Mamá, en el viejo arte de tejer con aguja e hilo, me enseñó el punto y la cadeneta. Al principio mis intentos terminaban en nudos o en hileras de lana que se deshacían, cuando quitaba la aguja. No sabía por qué era importante, pero durante varios años lo practiqué. La rutina consistía en sentarme al lado de mi madre y otras mujeres que llegaban para tomar  café bajo el mango que había en la casa. A veces se quedaban en silencio, como si existiera un lenguaje secreto para comunicarse. Y otras, cuando la brisa movía los rosales, ellas se convertían en sus confidentes más queridos. Así que un extraño murmullo se apoderaba de sus bocas y lentamente se iban deshaciendo de la tristeza.

― ¡A doña María la dejó el marido, se fue con la secretaria!―dijo una de mis tías.

― ¡Típico de los hombres! ¡Con cualquiera que les abra las piernas, caen!― agregó una vecina que se esforzaba por hacer un gorro para su bebé.

―Eso no hay mal que por no bien no venga.―Agregó mi madre.

Sonia relató una vez más cómo su marido la había dejado por una enfermera y le había robado todos los ahorros de la educación de los niños.

―Yo he trabajado desde que era muy niña para tener lo mío.

― ¿Y te robó algo más?

―La ilusión de tener una casa para mis hijos y mis nietos.

―Tendrás una casa, tal vez no la de tus sueños…

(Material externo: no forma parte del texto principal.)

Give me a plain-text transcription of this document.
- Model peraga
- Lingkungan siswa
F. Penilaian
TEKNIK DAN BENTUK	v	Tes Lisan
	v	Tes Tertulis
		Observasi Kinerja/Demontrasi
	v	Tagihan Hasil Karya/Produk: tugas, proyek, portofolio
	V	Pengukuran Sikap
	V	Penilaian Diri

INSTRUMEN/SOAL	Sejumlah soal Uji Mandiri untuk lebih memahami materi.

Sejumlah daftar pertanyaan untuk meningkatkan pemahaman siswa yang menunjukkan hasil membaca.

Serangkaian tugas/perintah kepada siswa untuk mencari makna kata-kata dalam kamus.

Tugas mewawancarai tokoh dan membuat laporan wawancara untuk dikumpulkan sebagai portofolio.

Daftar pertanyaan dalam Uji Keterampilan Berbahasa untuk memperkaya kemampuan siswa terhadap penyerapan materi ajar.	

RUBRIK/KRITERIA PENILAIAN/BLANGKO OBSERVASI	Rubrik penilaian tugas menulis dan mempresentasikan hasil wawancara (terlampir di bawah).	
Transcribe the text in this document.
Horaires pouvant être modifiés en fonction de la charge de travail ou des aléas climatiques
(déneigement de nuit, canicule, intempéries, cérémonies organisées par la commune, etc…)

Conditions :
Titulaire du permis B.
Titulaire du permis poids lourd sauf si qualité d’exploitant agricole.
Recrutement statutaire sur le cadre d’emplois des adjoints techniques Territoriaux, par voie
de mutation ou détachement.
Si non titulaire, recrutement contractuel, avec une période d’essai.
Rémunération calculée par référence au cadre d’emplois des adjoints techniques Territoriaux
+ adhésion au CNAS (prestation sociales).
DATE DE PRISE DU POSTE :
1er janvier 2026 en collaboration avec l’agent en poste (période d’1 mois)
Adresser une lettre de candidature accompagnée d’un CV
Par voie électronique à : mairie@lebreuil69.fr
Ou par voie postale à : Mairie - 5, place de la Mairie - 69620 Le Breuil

El llanto de Sonia interrumpió en lo que mi madre la animaba. Las agujas brillaban con el sol de la tarde. Algunos pájaros picoteaban las guayabas de los árboles del solar. Me distraje con las flores del mango que caían y hacían una capa rojiza en el suelo. La radio anunció que habría fuertes lluvias y vendavales en noviembre. Las mujeres giraron hacia donde venía la voz del radio difusor.

― ¡Tenemos que ajustar las tejas del patio!― sugirió mi madre.

― No podremos venir por un tiempo― se lamentó la vecina.

― ¡Ajá! ¡Se nos mojarían los hilos!― Sonia parecía no volver de su tristeza.

― ¡Ya se nos ocurrirá algo!

Mamá hacía espléndidos tejidos. Su mayor obra fue los cubrecamas de nuestra casa. Aun así había diseños para la mesa de noche, del teléfono, del gran comedor; en las repisas del baño, en los espacios diminutos de la biblioteca, en la base que mantenía la virgen y en la bolsa que cubría las raíces de la sábila que colgaba detrás de las puertas de la casa. Una tarde Madre dijo como si fuera un secreto:

―Hija, observar nos ilumina el corazón.

Señaló un lugar para que me sentara a su lado. Tomé un taburete que estaba lleno de hilos y lanas. Estuve dos horas viendo cómo sus dedos se movían ágilmente para hacer de un agujero diminuto una figura que iniciaba el rompecabezas. Ahí en su presencia me quedé con la mente en blanco. Así pasamos horas hasta que llegó la noche y yo bostecé.

― ¡Es suficiente por hoy!

La segunda clase sucedió un sábado en la tarde mientras llovía. No había mucho que hacer en la casa. Estábamos las dos. Ella leía mientras tomaba café. Yo dibujaba un paisaje donde las montañas eran muy verdes y el cielo estaba cubierto de chulos. De repente miró por encima de sus lentes y dejó el libro sobre la mesa.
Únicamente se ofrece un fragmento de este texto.